Lo que antes consistía únicamente en cortar una pieza de metal, hoy requiere operar maquinaria de precisión, programar llaves con chip y sincronizar controles remotos con los sistemas electrónicos de los vehículos. Lejos de desaparecer, el oficio evolucionó para responder a las nuevas necesidades de los clientes.
Uno de esos casos es el de Wilmer Aké, quien desde hace 25 años trabaja en un pequeño local ubicado en la entrada del mercado Lucas de Gálvez. Aprendió el oficio de su padre y, con el paso del tiempo, perfeccionó la técnica hasta lograr elaborar una copia de una llave convencional en menos de 30 segundos.

Actualmente cobra 25 pesos por un duplicado básico, aunque señala que en otros establecimientos de la ciudad el mismo servicio puede costar hasta 60 pesos, dependiendo de la ubicación y del tipo de llave.

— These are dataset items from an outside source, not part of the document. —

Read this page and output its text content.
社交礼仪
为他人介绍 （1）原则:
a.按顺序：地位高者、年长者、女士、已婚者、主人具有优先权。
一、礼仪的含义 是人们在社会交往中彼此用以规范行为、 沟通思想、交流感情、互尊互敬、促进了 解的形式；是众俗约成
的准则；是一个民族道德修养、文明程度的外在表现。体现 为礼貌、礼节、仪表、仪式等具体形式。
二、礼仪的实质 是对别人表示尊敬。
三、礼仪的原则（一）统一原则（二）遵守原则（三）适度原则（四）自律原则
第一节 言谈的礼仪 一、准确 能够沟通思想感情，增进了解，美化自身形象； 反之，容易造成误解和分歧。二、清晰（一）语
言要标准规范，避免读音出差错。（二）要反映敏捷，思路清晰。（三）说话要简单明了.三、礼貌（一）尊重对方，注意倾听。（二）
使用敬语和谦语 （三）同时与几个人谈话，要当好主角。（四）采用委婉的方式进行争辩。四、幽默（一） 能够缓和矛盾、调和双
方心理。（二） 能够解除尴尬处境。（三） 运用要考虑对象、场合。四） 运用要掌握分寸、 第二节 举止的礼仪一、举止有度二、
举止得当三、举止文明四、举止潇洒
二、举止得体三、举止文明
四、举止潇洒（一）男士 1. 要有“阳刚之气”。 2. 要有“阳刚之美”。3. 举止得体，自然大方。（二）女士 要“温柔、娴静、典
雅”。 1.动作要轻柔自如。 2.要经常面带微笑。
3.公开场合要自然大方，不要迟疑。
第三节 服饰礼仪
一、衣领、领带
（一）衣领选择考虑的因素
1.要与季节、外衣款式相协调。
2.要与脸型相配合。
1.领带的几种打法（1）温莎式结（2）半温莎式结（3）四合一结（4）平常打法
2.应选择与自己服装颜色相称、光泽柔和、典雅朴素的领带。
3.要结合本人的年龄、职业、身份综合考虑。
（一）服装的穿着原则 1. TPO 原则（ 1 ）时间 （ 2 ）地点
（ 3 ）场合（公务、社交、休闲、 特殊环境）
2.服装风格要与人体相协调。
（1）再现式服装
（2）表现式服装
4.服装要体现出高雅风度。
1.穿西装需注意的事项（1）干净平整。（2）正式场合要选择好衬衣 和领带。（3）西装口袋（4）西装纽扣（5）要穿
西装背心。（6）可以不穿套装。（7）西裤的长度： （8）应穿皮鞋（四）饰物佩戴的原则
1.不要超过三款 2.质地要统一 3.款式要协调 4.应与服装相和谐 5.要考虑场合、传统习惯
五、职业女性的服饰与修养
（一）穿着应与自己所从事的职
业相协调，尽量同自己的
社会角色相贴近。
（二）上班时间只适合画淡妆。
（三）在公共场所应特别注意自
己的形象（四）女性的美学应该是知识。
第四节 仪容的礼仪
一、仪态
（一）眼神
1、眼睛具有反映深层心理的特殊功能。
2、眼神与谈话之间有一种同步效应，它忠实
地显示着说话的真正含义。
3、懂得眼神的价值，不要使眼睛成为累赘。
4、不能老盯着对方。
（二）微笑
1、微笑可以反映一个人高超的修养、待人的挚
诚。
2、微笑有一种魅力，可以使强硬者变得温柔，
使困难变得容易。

TAMBIÉN TE PUDIERA INTERESAR:
La mayor parte de la demanda continúa concentrándose en las llaves para viviendas, ya que muchas familias solicitan copias para hijos, parejas, empleados domésticos o simplemente como medida preventiva. También existe una importante demanda por parte de comercios y oficinas que requieren duplicados para facilitar sus operaciones.
En los últimos años también aumentó la solicitud de llaves automotrices con chip y controles remotos, un servicio que exige equipos especializados para programar los dispositivos y enlazarlos con la computadora del vehículo, por lo que su costo es considerablemente mayor al de una llave convencional.
Aunque la tecnología ha transformado la manera de proteger casas y automóviles, los cerrajeros consideran que la llave física seguirá siendo indispensable durante muchos años, ya sea como mecanismo principal o como respaldo ante fallas eléctricas, problemas de conexión o cualquier emergencia.
Con una máquina, una pieza de metal y décadas de experiencia, Wilmer Aké representa a un oficio que ha resistido el paso del tiempo y la llegada de nuevas tecnologías. Mientras existan puertas que abrir y personas que necesiten una copia de sus llaves, los cerrajeros seguirán encontrando un espacio en la vida cotidiana de Mérida.